In mail to Andrew Newton, I drew up a short list of the tensions
inherent in the top-level requirements which underly much of the spam
debate. I hope this amuses.
- The world wants to solve spam,
- except the spammers and the multimillion dollar industry which surrounds them,
plus the multimillion dollar antispam industry which surrounds that.
People want the New Email to have the following features:
- people don't want to get worms or viruses.
- people have a God-given right to send and receive executable attachments.
- to cut down on spam, recipients want the New Email to do whatever it takes
to divine whether a recipient will want to read a message.
- for privacy reasons, the mail transport infrastructure should look
at the barest minimum information necessary to deliver a message.
- the average end-user is not competent to configure their spam protection in
detail.
- end-users get angry when their ISP's spam filters are either too strict or
too loose.
- Rejecting messages at SMTP time is too abrupt. Filing to a spamfolder is
better.
- Filing to a spamfolder often means nobody sees a message, and false positives
silently disappear.
- Zombie machines should no longer be able to send direct-to-mx spam.

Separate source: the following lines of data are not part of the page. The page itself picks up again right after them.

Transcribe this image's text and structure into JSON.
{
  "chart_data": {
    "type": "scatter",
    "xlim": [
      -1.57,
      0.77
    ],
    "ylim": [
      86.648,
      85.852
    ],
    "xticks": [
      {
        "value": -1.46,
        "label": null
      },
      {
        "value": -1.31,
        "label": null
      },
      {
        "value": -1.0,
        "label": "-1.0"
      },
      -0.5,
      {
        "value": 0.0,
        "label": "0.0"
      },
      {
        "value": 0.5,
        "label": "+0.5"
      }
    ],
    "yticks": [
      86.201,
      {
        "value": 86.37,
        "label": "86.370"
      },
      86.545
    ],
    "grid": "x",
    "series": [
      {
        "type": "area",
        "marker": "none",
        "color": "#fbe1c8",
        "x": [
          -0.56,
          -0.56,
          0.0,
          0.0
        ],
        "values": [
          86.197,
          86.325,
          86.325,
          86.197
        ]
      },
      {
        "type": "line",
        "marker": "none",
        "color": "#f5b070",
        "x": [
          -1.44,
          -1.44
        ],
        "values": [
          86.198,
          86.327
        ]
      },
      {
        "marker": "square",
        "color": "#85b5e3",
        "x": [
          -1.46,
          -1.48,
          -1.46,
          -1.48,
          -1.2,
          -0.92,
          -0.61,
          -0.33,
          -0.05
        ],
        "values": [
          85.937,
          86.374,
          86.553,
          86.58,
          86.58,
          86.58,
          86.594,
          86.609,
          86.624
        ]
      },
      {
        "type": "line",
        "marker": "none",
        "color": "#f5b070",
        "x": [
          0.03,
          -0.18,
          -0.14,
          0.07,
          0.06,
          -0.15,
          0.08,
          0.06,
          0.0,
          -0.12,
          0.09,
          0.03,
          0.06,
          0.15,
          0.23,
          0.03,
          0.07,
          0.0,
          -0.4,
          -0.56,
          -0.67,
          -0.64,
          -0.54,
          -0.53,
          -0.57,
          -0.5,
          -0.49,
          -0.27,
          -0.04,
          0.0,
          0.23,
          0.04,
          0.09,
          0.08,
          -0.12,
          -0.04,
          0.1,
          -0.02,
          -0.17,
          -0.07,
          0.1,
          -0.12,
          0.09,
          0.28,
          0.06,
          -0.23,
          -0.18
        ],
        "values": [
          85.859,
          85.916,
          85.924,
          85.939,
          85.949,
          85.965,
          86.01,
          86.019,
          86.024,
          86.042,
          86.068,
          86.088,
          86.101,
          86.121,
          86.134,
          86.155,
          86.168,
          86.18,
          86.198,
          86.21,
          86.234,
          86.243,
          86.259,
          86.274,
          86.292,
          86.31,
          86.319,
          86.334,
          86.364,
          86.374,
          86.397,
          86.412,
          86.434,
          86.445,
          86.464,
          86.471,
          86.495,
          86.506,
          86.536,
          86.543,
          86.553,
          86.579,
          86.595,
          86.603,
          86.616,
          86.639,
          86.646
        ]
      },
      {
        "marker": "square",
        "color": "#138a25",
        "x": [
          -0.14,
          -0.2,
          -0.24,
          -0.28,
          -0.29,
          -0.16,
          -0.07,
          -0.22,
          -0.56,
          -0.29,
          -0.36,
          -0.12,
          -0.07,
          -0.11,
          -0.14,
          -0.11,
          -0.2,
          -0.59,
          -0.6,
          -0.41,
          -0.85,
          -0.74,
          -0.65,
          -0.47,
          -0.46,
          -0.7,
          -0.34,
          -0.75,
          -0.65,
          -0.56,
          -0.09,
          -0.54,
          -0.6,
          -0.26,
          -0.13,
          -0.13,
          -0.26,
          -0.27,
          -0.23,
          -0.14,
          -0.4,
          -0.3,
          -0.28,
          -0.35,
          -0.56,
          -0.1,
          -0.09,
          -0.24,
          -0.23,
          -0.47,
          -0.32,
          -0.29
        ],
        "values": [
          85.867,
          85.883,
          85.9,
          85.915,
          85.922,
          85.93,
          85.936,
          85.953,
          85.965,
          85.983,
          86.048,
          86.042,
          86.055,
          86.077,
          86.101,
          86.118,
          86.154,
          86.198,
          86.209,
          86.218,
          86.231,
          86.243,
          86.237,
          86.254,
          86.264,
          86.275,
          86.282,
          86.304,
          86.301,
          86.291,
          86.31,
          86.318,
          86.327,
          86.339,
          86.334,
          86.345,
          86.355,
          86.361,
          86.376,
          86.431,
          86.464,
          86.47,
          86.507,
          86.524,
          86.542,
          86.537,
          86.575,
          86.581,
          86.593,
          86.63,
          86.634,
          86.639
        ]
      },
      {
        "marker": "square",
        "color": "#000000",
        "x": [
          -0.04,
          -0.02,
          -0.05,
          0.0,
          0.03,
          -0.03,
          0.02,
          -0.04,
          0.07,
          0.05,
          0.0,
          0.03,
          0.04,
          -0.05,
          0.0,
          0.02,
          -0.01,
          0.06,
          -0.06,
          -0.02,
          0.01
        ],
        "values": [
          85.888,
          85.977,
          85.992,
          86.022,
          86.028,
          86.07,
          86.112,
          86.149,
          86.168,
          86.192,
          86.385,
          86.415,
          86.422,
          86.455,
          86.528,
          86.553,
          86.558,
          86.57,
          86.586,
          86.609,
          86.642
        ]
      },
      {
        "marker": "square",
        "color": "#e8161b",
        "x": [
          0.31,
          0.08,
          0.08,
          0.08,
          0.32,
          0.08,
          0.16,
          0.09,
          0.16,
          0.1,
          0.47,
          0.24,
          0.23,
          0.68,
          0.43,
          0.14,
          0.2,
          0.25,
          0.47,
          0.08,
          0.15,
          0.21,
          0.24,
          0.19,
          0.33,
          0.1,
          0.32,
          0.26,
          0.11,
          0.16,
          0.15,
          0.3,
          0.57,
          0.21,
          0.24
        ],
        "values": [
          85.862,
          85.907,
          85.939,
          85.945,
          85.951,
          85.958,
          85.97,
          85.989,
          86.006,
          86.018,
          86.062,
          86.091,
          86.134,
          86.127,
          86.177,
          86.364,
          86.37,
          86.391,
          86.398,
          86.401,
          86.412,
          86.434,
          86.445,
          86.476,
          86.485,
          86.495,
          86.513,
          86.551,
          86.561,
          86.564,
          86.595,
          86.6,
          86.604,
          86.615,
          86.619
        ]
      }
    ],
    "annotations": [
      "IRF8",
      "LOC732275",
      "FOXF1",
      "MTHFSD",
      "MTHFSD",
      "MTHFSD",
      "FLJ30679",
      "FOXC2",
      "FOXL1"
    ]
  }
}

- Linux hobbyists should still be able to send mail from their broadband
machines.
- the Old Email is broken in many ways, and spam will continue to be a
problem until it is fixed.
- the New Email should be 100% backward compatible with the Old Email,
and nobody should have to change anything for the New Email to work.
- people are already spending all the resources they have battling spam,
and they can't afford any more.
- we are losing the battle; unless we take a long-term approach and
work on final solutions, the ship will leak and the frog will boil.
- to successfully deploy, the New Email requires significant resource
allocation:
at the minimum, it needs implementation labour, interoperability
testing, and a big, expensive, PR campaign.
- the New Email should not cost anything to anyone, and should not make anybody
rich.
- Spam should be stopped before it starts.
- Senders on the Utopian Internet should be assumed innocent until proven
guilty.
- LMAP approaches work correctly for 99% of all direct mail.
- forwarders and web-generated emailers should not have to change.
- people want the New Email to be Done Right, even if that takes years.
- people want the New Email to be done quickly, as soon as possible.
- it is important to experiment with new protocols on large scale before
officially blessing anything.
- there is no such thing as an "interim" standard: anything that rolls out at
all will be there forever.
(gopher sites still around!)
- the New Email should be fully transparent to the end-user and require no
reconfiguration.
- if the New Email is developed in the open, the kook-to-player ratio
may be too high, and the signal-to-noise ratio too low.
- if the New Email is developed by an industry cabal, cries of
conspiracy may be followed by antitrust investigations.